Rating: C-
Dir: Dennis Devine
Star: Randal Malone, Shevaun Kastl, Tara Shayne, Jed Rowen
It is, of course, completely impossible to take this title, or any similar, seriously after Edgar Wright’s brilliant faux-trailer in Grindhouse for “Don’t”. Fortunate, therefore, that Devine doesn’t appear to be taking things too seriously himself, with the same awareness of limitation that helped his previous movies work well. However, the lack of budget here is often too obvious: if you’re going to write a script involving an insane asylum, you’d better have access to something capable of passing for said asylum, rather than trying to fake it in someone’s house.

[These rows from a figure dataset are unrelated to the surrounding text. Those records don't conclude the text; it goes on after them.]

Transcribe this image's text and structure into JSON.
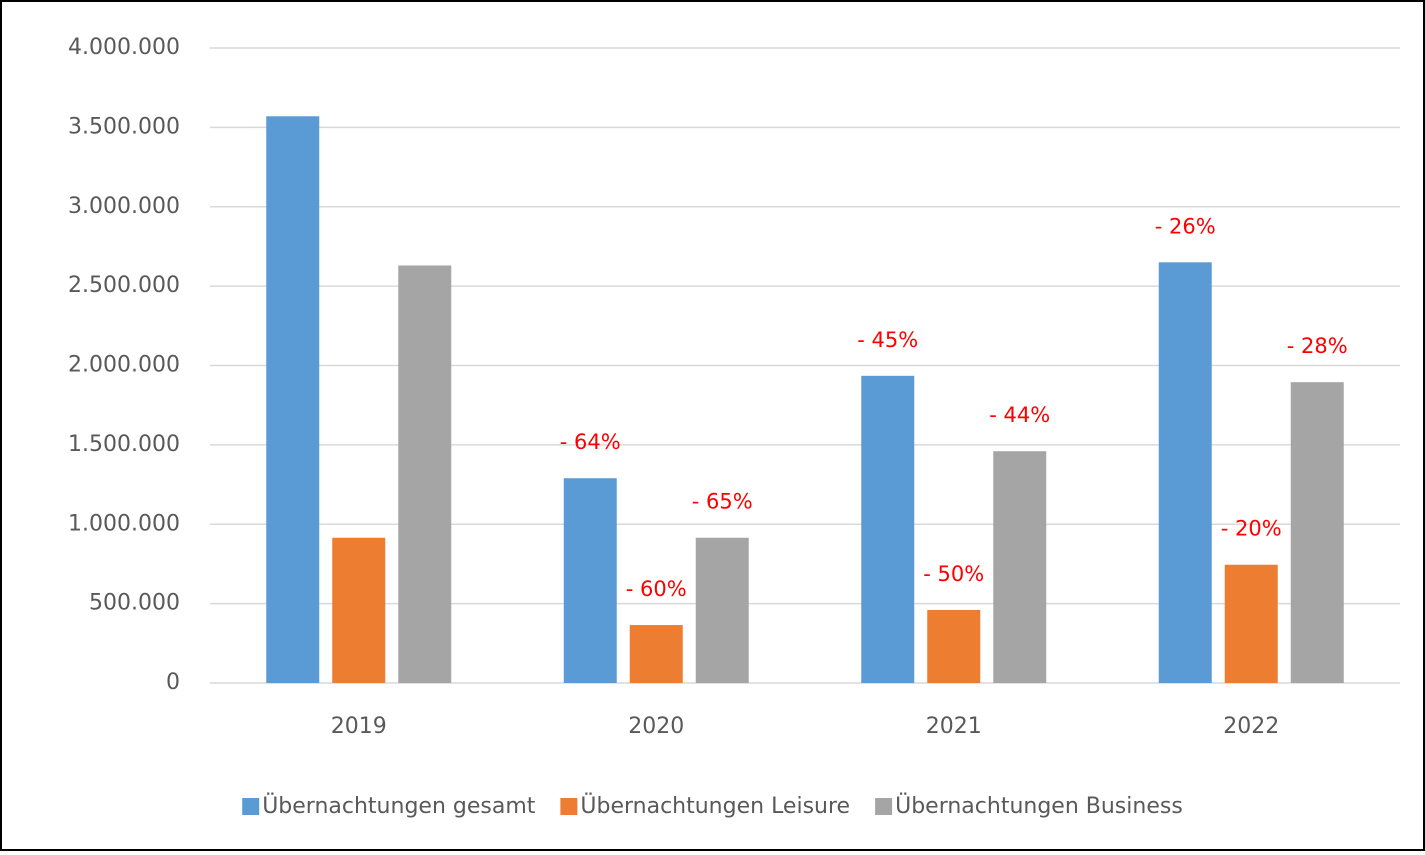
{
  "chart_data": {
    "type": "bar",
    "categories": [
      "2019",
      "2020",
      "2021",
      "2022"
    ],
    "series": [
      {
        "name": "Übernachtungen gesamt",
        "color": "#5b9bd5",
        "values": [
          3570000,
          1290000,
          1935000,
          2650000
        ],
        "change_labels": [
          null,
          "- 64%",
          "- 45%",
          "- 26%"
        ]
      },
      {
        "name": "Übernachtungen Leisure",
        "color": "#ed7d31",
        "values": [
          915000,
          365000,
          460000,
          745000
        ],
        "change_labels": [
          null,
          "- 60%",
          "- 50%",
          "- 20%"
        ]
      },
      {
        "name": "Übernachtungen Business",
        "color": "#a5a5a5",
        "values": [
          2630000,
          915000,
          1460000,
          1895000
        ],
        "change_labels": [
          null,
          "- 65%",
          "- 44%",
          "- 28%"
        ]
      }
    ],
    "ylim": [
      0,
      4000000
    ],
    "yticks": [
      0,
      {
        "value": 500000,
        "label": "500.000"
      },
      {
        "value": 1000000,
        "label": "1.000.000"
      },
      {
        "value": 1500000,
        "label": "1.500.000"
      },
      {
        "value": 2000000,
        "label": "2.000.000"
      },
      {
        "value": 2500000,
        "label": "2.500.000"
      },
      {
        "value": 3000000,
        "label": "3.000.000"
      },
      {
        "value": 3500000,
        "label": "3.500.000"
      },
      {
        "value": 4000000,
        "label": "4.000.000"
      }
    ],
    "grid": true,
    "legend": "bottom"
  }
}
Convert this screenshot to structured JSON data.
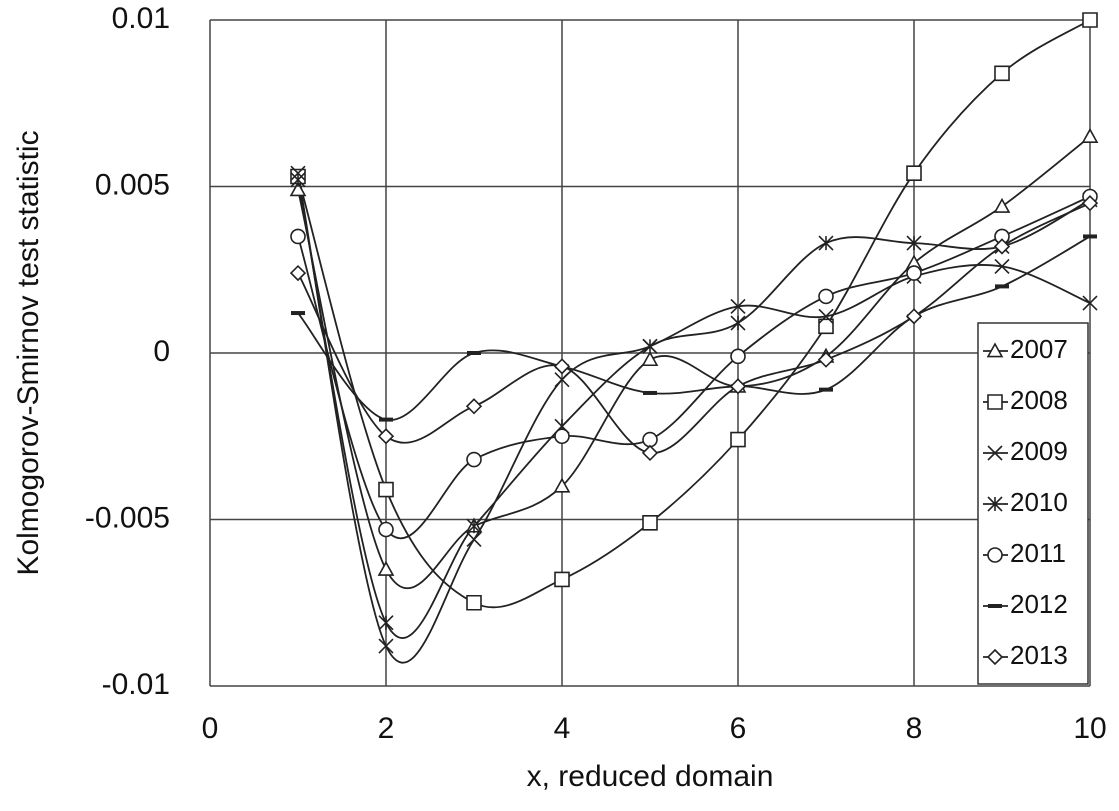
{
  "chart_data": {
    "type": "line",
    "x_label": "x, reduced domain",
    "y_label": "Kolmogorov-Smirnov test statistic",
    "x": [
      1,
      2,
      3,
      4,
      5,
      6,
      7,
      8,
      9,
      10
    ],
    "xlim": [
      0,
      10
    ],
    "xticks": [
      0,
      2,
      4,
      6,
      8,
      10
    ],
    "ylim": [
      -0.01,
      0.01
    ],
    "yticks": [
      -0.01,
      -0.005,
      0,
      0.005,
      0.01
    ],
    "grid": true,
    "smooth": true,
    "legend": "right",
    "color": "#222222",
    "series": [
      {
        "name": "2007",
        "marker": "triangle",
        "values": [
          0.0049,
          -0.0065,
          -0.0052,
          -0.004,
          -0.0002,
          -0.001,
          -0.0001,
          0.0027,
          0.0044,
          0.0065
        ]
      },
      {
        "name": "2008",
        "marker": "square",
        "values": [
          0.0053,
          -0.0041,
          -0.0075,
          -0.0068,
          -0.0051,
          -0.0026,
          0.0008,
          0.0054,
          0.0084,
          0.01
        ]
      },
      {
        "name": "2009",
        "marker": "cross",
        "values": [
          0.0054,
          -0.0088,
          -0.0056,
          -0.0008,
          0.0002,
          0.0014,
          0.0011,
          0.0023,
          0.0026,
          0.0015
        ]
      },
      {
        "name": "2010",
        "marker": "asterisk",
        "values": [
          0.0052,
          -0.0081,
          -0.0052,
          -0.0022,
          0.0002,
          0.0009,
          0.0033,
          0.0033,
          0.0032,
          0.0046
        ]
      },
      {
        "name": "2011",
        "marker": "circle",
        "values": [
          0.0035,
          -0.0053,
          -0.0032,
          -0.0025,
          -0.0026,
          -0.0001,
          0.0017,
          0.0024,
          0.0035,
          0.0047
        ]
      },
      {
        "name": "2012",
        "marker": "dash",
        "values": [
          0.0012,
          -0.002,
          0.0,
          -0.0004,
          -0.0012,
          -0.001,
          -0.0011,
          0.0011,
          0.002,
          0.0035
        ]
      },
      {
        "name": "2013",
        "marker": "diamond",
        "values": [
          0.0024,
          -0.0025,
          -0.0016,
          -0.0004,
          -0.003,
          -0.001,
          -0.0002,
          0.0011,
          0.0032,
          0.0045
        ]
      }
    ]
  }
}
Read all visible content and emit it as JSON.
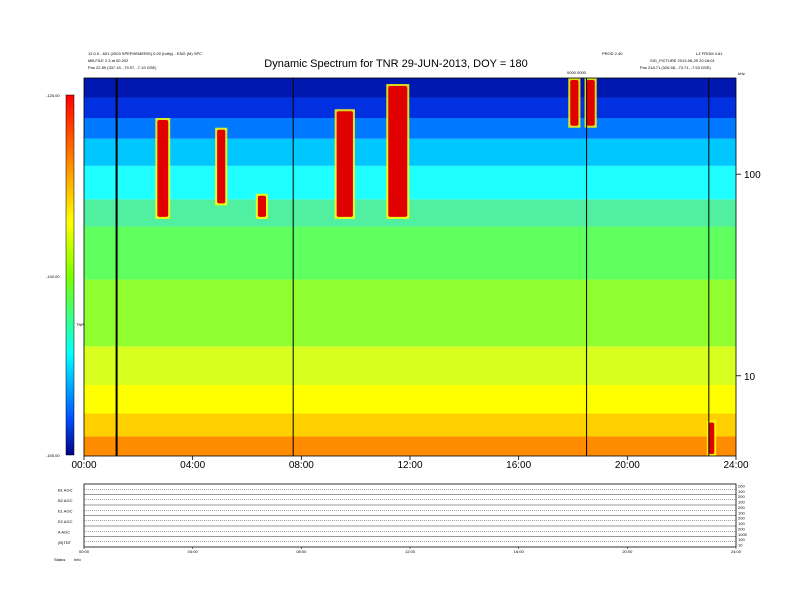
{
  "header": {
    "title": "Dynamic Spectrum for TNR 29-JUN-2013, DOY = 180",
    "left_line1": "12.0.0 - 601 (2003 SPEPHEMERIS) 0.00 (hdhy) - ENG (M) SPC",
    "left_line2": "MB-FILE 2.3 at 00.202",
    "left_line3": "Pos     22.89 (337.15, -79.97, -7.19 GSE)",
    "right_line1a": "PROD 2.40",
    "right_line1b": "LZ FROM 4.61",
    "right_line2": "SIG_FICTURE 2013-06-29 20:18:01",
    "right_line3": "Pos     218.71 (326.58, -73.71, -7.53 GSE)",
    "marker_label": "0000 0000",
    "khz_label": "kHz",
    "bottom_left_label1": "Status",
    "bottom_left_label2": "Info"
  },
  "colorbar": {
    "top_label": "-125.00",
    "mid_label": "-140.00",
    "bottom_label": "-155.00",
    "unit_label": "TNR"
  },
  "chart_data": {
    "type": "heatmap",
    "title": "Dynamic Spectrum for TNR 29-JUN-2013, DOY = 180",
    "x_label": "",
    "y_label": "kHz",
    "x_ticks": [
      "00:00",
      "04:00",
      "08:00",
      "12:00",
      "16:00",
      "20:00",
      "24:00"
    ],
    "x_range_hours": [
      0,
      24
    ],
    "y_scale": "log",
    "y_ticks": [
      "100",
      "10"
    ],
    "y_range_khz": [
      4,
      300
    ],
    "colorbar_range": [
      -155,
      -125
    ],
    "colorbar_ticks": [
      "-125.00",
      "-140.00",
      "-155.00"
    ],
    "vertical_lines_hours": [
      1.2,
      7.7,
      18.5,
      23.0
    ],
    "emission_events": [
      {
        "start_h": 2.7,
        "end_h": 3.1,
        "f_low_khz": 60,
        "f_high_khz": 190
      },
      {
        "start_h": 4.9,
        "end_h": 5.2,
        "f_low_khz": 70,
        "f_high_khz": 170
      },
      {
        "start_h": 6.4,
        "end_h": 6.7,
        "f_low_khz": 60,
        "f_high_khz": 80
      },
      {
        "start_h": 9.3,
        "end_h": 9.9,
        "f_low_khz": 60,
        "f_high_khz": 210
      },
      {
        "start_h": 11.2,
        "end_h": 11.9,
        "f_low_khz": 60,
        "f_high_khz": 280
      },
      {
        "start_h": 17.9,
        "end_h": 18.2,
        "f_low_khz": 170,
        "f_high_khz": 300
      },
      {
        "start_h": 18.5,
        "end_h": 18.8,
        "f_low_khz": 170,
        "f_high_khz": 300
      },
      {
        "start_h": 23.0,
        "end_h": 23.2,
        "f_low_khz": 4,
        "f_high_khz": 6
      }
    ],
    "bottom_panel": {
      "x_ticks": [
        "00:00",
        "04:00",
        "08:00",
        "12:00",
        "16:00",
        "20:00",
        "24:00"
      ],
      "row_labels": [
        "B1 AGC",
        "B2 AGC",
        "E1 AGC",
        "E2 AGC",
        "A AGC",
        "(B)TNT"
      ],
      "right_ticks": [
        "200",
        "100",
        "200",
        "100",
        "200",
        "100",
        "200",
        "100",
        "200",
        "1000",
        "100",
        "10"
      ]
    }
  }
}
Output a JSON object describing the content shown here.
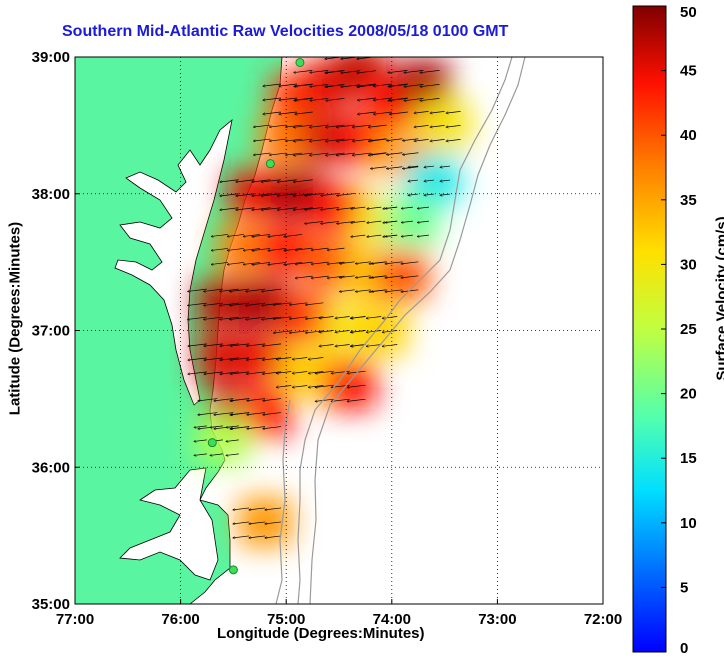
{
  "chart_data": {
    "type": "heatmap",
    "title": "Southern Mid-Atlantic Raw Velocities 2008/05/18 0100 GMT",
    "xlabel": "Longitude (Degrees:Minutes)",
    "ylabel": "Latitude (Degrees:Minutes)",
    "xlim": [
      -77,
      -72
    ],
    "ylim": [
      35,
      39
    ],
    "x_ticks": [
      {
        "value": -77,
        "label": "77:00"
      },
      {
        "value": -76,
        "label": "76:00"
      },
      {
        "value": -75,
        "label": "75:00"
      },
      {
        "value": -74,
        "label": "74:00"
      },
      {
        "value": -73,
        "label": "73:00"
      },
      {
        "value": -72,
        "label": "72:00"
      }
    ],
    "y_ticks": [
      {
        "value": 35,
        "label": "35:00"
      },
      {
        "value": 36,
        "label": "36:00"
      },
      {
        "value": 37,
        "label": "37:00"
      },
      {
        "value": 38,
        "label": "38:00"
      },
      {
        "value": 39,
        "label": "39:00"
      }
    ],
    "grid": true,
    "colorbar": {
      "label": "Surface Velocity (cm/s)",
      "range": [
        0,
        50
      ],
      "colormap": "jet",
      "ticks": [
        {
          "value": 0,
          "label": "0"
        },
        {
          "value": 5,
          "label": "5"
        },
        {
          "value": 10,
          "label": "10"
        },
        {
          "value": 15,
          "label": "15"
        },
        {
          "value": 20,
          "label": "20"
        },
        {
          "value": 25,
          "label": "25"
        },
        {
          "value": 30,
          "label": "30"
        },
        {
          "value": 35,
          "label": "35"
        },
        {
          "value": 40,
          "label": "40"
        },
        {
          "value": 45,
          "label": "45"
        },
        {
          "value": 50,
          "label": "50"
        }
      ]
    },
    "field": [
      {
        "lon": -74.9,
        "lat": 38.7,
        "speed": 42
      },
      {
        "lon": -74.6,
        "lat": 38.8,
        "speed": 45
      },
      {
        "lon": -74.3,
        "lat": 38.9,
        "speed": 47
      },
      {
        "lon": -74.0,
        "lat": 38.7,
        "speed": 44
      },
      {
        "lon": -73.7,
        "lat": 38.8,
        "speed": 48
      },
      {
        "lon": -73.5,
        "lat": 38.5,
        "speed": 30
      },
      {
        "lon": -75.0,
        "lat": 38.4,
        "speed": 38
      },
      {
        "lon": -74.6,
        "lat": 38.4,
        "speed": 46
      },
      {
        "lon": -74.2,
        "lat": 38.4,
        "speed": 44
      },
      {
        "lon": -73.9,
        "lat": 38.3,
        "speed": 35
      },
      {
        "lon": -73.6,
        "lat": 38.1,
        "speed": 14
      },
      {
        "lon": -75.3,
        "lat": 38.0,
        "speed": 45
      },
      {
        "lon": -74.9,
        "lat": 38.0,
        "speed": 48
      },
      {
        "lon": -74.5,
        "lat": 37.9,
        "speed": 44
      },
      {
        "lon": -74.1,
        "lat": 37.8,
        "speed": 30
      },
      {
        "lon": -73.8,
        "lat": 37.8,
        "speed": 20
      },
      {
        "lon": -75.4,
        "lat": 37.6,
        "speed": 38
      },
      {
        "lon": -75.0,
        "lat": 37.6,
        "speed": 44
      },
      {
        "lon": -74.6,
        "lat": 37.5,
        "speed": 40
      },
      {
        "lon": -74.2,
        "lat": 37.4,
        "speed": 33
      },
      {
        "lon": -73.9,
        "lat": 37.4,
        "speed": 40
      },
      {
        "lon": -75.6,
        "lat": 37.2,
        "speed": 47
      },
      {
        "lon": -75.2,
        "lat": 37.2,
        "speed": 48
      },
      {
        "lon": -74.8,
        "lat": 37.1,
        "speed": 42
      },
      {
        "lon": -74.4,
        "lat": 37.0,
        "speed": 30
      },
      {
        "lon": -74.1,
        "lat": 37.0,
        "speed": 32
      },
      {
        "lon": -75.6,
        "lat": 36.8,
        "speed": 46
      },
      {
        "lon": -75.2,
        "lat": 36.8,
        "speed": 45
      },
      {
        "lon": -74.8,
        "lat": 36.7,
        "speed": 32
      },
      {
        "lon": -74.4,
        "lat": 36.6,
        "speed": 44
      },
      {
        "lon": -75.5,
        "lat": 36.4,
        "speed": 48
      },
      {
        "lon": -75.2,
        "lat": 36.4,
        "speed": 44
      },
      {
        "lon": -75.6,
        "lat": 36.2,
        "speed": 24
      },
      {
        "lon": -75.2,
        "lat": 35.6,
        "speed": 36
      }
    ],
    "stations": [
      {
        "lon": -74.87,
        "lat": 38.96
      },
      {
        "lon": -75.15,
        "lat": 38.22
      },
      {
        "lon": -75.7,
        "lat": 36.18
      },
      {
        "lon": -75.5,
        "lat": 35.25
      }
    ]
  }
}
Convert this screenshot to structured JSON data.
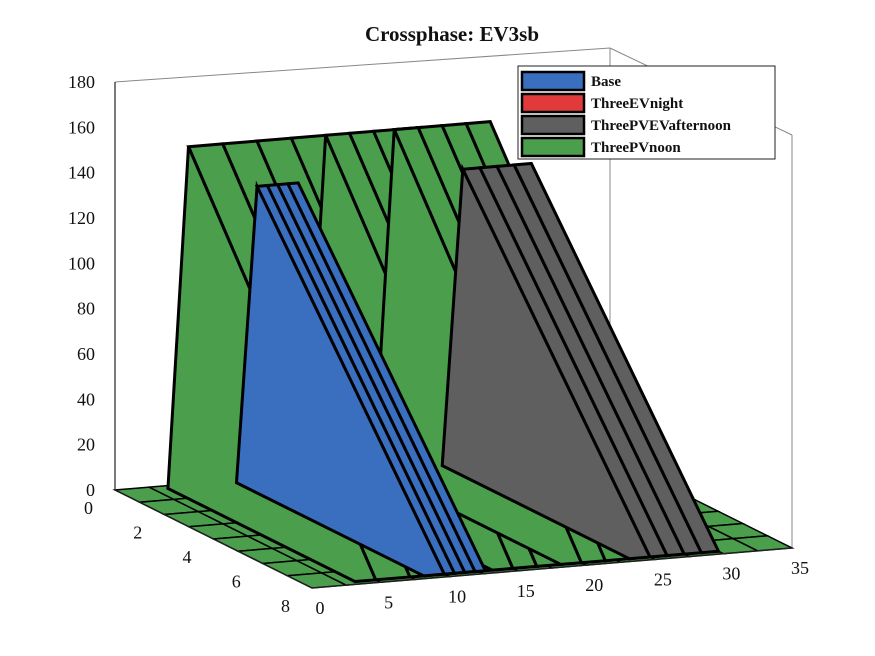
{
  "chart_data": {
    "type": "surface3d",
    "title": "Crossphase: EV3sb",
    "xlabel": "",
    "ylabel": "",
    "zlabel": "",
    "x_ticks": [
      "0",
      "5",
      "10",
      "15",
      "20",
      "25",
      "30",
      "35"
    ],
    "y_ticks": [
      "0",
      "2",
      "4",
      "6",
      "8"
    ],
    "z_ticks": [
      "0",
      "20",
      "40",
      "60",
      "80",
      "100",
      "120",
      "140",
      "160",
      "180"
    ],
    "xlim": [
      0,
      35
    ],
    "ylim": [
      0,
      8
    ],
    "zlim": [
      0,
      180
    ],
    "legend_position": "top-right",
    "series": [
      {
        "name": "Base",
        "color": "#3a6fc0"
      },
      {
        "name": "ThreeEVnight",
        "color": "#e23a3a"
      },
      {
        "name": "ThreePVEVafternoon",
        "color": "#5f5f5f"
      },
      {
        "name": "ThreePVnoon",
        "color": "#4a9e4c"
      }
    ],
    "surface_note": "peaks",
    "peaks": [
      {
        "series": "ThreePVnoon",
        "x_range": [
          5,
          15
        ],
        "z_max": 150
      },
      {
        "series": "ThreePVnoon",
        "x_range": [
          15,
          22
        ],
        "z_max": 150
      },
      {
        "series": "ThreePVnoon",
        "x_range": [
          20,
          27
        ],
        "z_max": 150
      },
      {
        "series": "ThreePVEVafternoon",
        "x_range": [
          25,
          30
        ],
        "z_max": 130
      },
      {
        "series": "Base",
        "x_range": [
          10,
          13
        ],
        "z_max": 130
      }
    ]
  }
}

It’s Halloween night, and a group of students opt to break into the local abandoned loony-bin, partly to get extra credit for a school project, partly because… Well, it’s Halloween, and the kind of crazy jape kids today like to play. Naturally, it all goes horribly wrong, since the asylum is not as abandoned as was thought, still being home to inmates Wendell (Malone) and Smiley (Rowan), whose murderous actions were responsible for it being closed down decades previously.
“This place is getting like Grand Central Station,” mutters Wendell at one point, and you can see his point, as another of the dozen or so people wandering round his “deserted” asylum come into his padded-cell. They all get much the same cryptic warning: there’s a way out through the basement, but they probably don’t want to go there. Malone delivers the best efforts, with a nicely off-center performance, and there’s a good comedic turn from a pair of community college bitches we nicknamed Romy and Michelle. Still, these aren’t enough to sustain interest, or distract from the fact that the “abandoned asylum” only posseses two corridors, four rooms, yet has a fully-equipped kitchen, and someone has clearly been paying the electricity bill. This would be forgiveable if the killings were executed with imagination or even copious splatter: instead, people get stabbed out of shot, cough up some blood and fall down. And despite the potential of a photogenic young female cast, nudity is notable by its absence [it certainly wasn’t lacking in Devine’s previous works]. Disappointingly tame as low-budget horror goes.